Apenas su pie cruzó el umbral, esa actitud despreocupada se esfumó. Jiang Xiaoshuai sólo quería abofetearse, ¿Qué diablos te pasa? ¿Por qué te pones tan celoso con el cariño ajeno?
Wu Suowei fue arrastrado a la cama por Chi Cheng y como dos monjes, se sentaron uno frente al otro en posición de meditación.
—¿Has visto el pene de otro hombre antes?— preguntó Chi Cheng.
El rostro de Wu Suowei se sonrojó al instante. No era que fuera conservador, es que jamás le habían hecho esa pregunta. Antes, entre amigos sólo bromeaban preguntando ¿has visto las partes de una mujer?. Que de pronto surgiera una pregunta tan fuera de lo común, realmente lo tomó por sorpresa.
—Sólo en el baño de hombres— respondió.
Chi Cheng tenía un cigarrillo colgando de los labios mientras sus manos, con naturalidad, desabrochaban ese cinturón que había azotado incontables traseros. Bajó la cremallera, revelando unos calzoncillos de compartimento oculto. Sobre la tela asomaban vellos rebeldes, negros, brillantes y espesos, ocultando ese verdadero prodigio que hacía a las mujeres secretamente humedecerse y a los hombres sentir vergüenza de sus propias insignificancias.
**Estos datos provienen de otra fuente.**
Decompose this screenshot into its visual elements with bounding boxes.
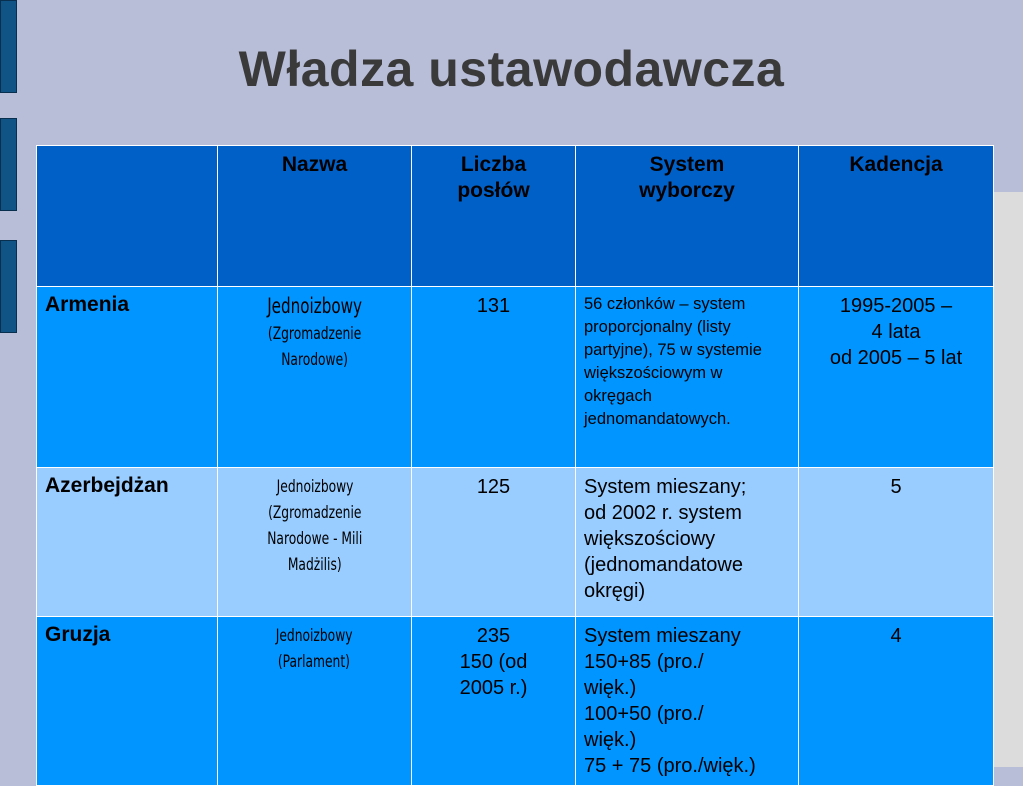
system-cell: 56 członków – system proporcjonalny (listy partyjne), 75 w systemie większościowym w okręgach jednomandatowych. xyxy=(576,287,799,468)
slide-tab-marker xyxy=(0,240,17,333)
term-cell: 1995-2005 – 4 lata od 2005 – 5 lat xyxy=(799,287,994,468)
parliament-table xyxy=(36,145,994,786)
name-line: Jednoizbowy xyxy=(267,294,362,318)
system-cell: System mieszany; od 2002 r. system większościowy (jednomandatowe okręgi) xyxy=(576,468,799,617)
table-header-row xyxy=(37,146,994,287)
name-cell xyxy=(218,617,412,786)
table-row xyxy=(37,617,994,786)
name-cell xyxy=(218,287,412,468)
name-detail: (Zgromadzenie Narodowe) xyxy=(267,324,362,370)
header-cell-members: Liczba posłów xyxy=(412,146,576,287)
header-cell-country xyxy=(37,146,218,287)
members-cell: 131 xyxy=(412,287,576,468)
slide-title: Władza ustawodawcza xyxy=(238,41,785,97)
name-line: Jednoizbowy xyxy=(276,626,353,646)
country-cell: Gruzja xyxy=(37,617,218,786)
header-cell-system: System wyborczy xyxy=(576,146,799,287)
background-strip xyxy=(993,192,1023,767)
slide-tab-marker xyxy=(0,118,17,211)
name-detail: (Zgromadzenie Narodowe - Mili Madżilis) xyxy=(266,503,362,575)
term-cell: 4 xyxy=(799,617,994,786)
term-cell: 5 xyxy=(799,468,994,617)
members-cell: 125 xyxy=(412,468,576,617)
name-detail: (Parlament) xyxy=(278,652,351,672)
name-cell xyxy=(218,468,412,617)
system-cell: System mieszany 150+85 (pro./ więk.) 100+50 (pro./ więk.) 75 + 75 (pro./więk.) xyxy=(576,617,799,786)
table-row xyxy=(37,287,994,468)
table-row xyxy=(37,468,994,617)
header-cell-term: Kadencja xyxy=(799,146,994,287)
name-line: Jednoizbowy xyxy=(276,477,353,497)
header-cell-name: Nazwa xyxy=(218,146,412,287)
country-cell: Armenia xyxy=(37,287,218,468)
members-cell: 235 150 (od 2005 r.) xyxy=(412,617,576,786)
country-cell: Azerbejdżan xyxy=(37,468,218,617)
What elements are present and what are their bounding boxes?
La garganta de Wu Suowei se secó. No por el deseo, sino por la sorpresa.
Todos los hombres comparan en secreto sus herramientas, pero antes siquiera de que Chi Cheng se bajara los calzoncillos, Wu Suowei ya se había encogido como una gamba. ¿Cómo es posible que, siendo ambos hombres, el suyo sea tan grande?
Chi Cheng sacudió la ceniza del cigarro con un dedo antes de volver a colocárselo entre los labios. La mano ahora libre tiró del elástico de los calzoncillos.
El corazón de Wu Suowei se retorció como un pretzel.
Chi Cheng lanzó una mirada a Wu Suowei, expulsando una bocanada de humo entre sonrisas. Sin prisa, bajó el frente de la ropa interior hasta dejar los testículos al descubierto, exhibiendo sin pudor su monumental miembro viril.
Wu Suowei solo tuvo un pensamiento, ¿Tu madre te crió comiendo mierda? ¿Cómo carajos lograste crecer tan… robusto?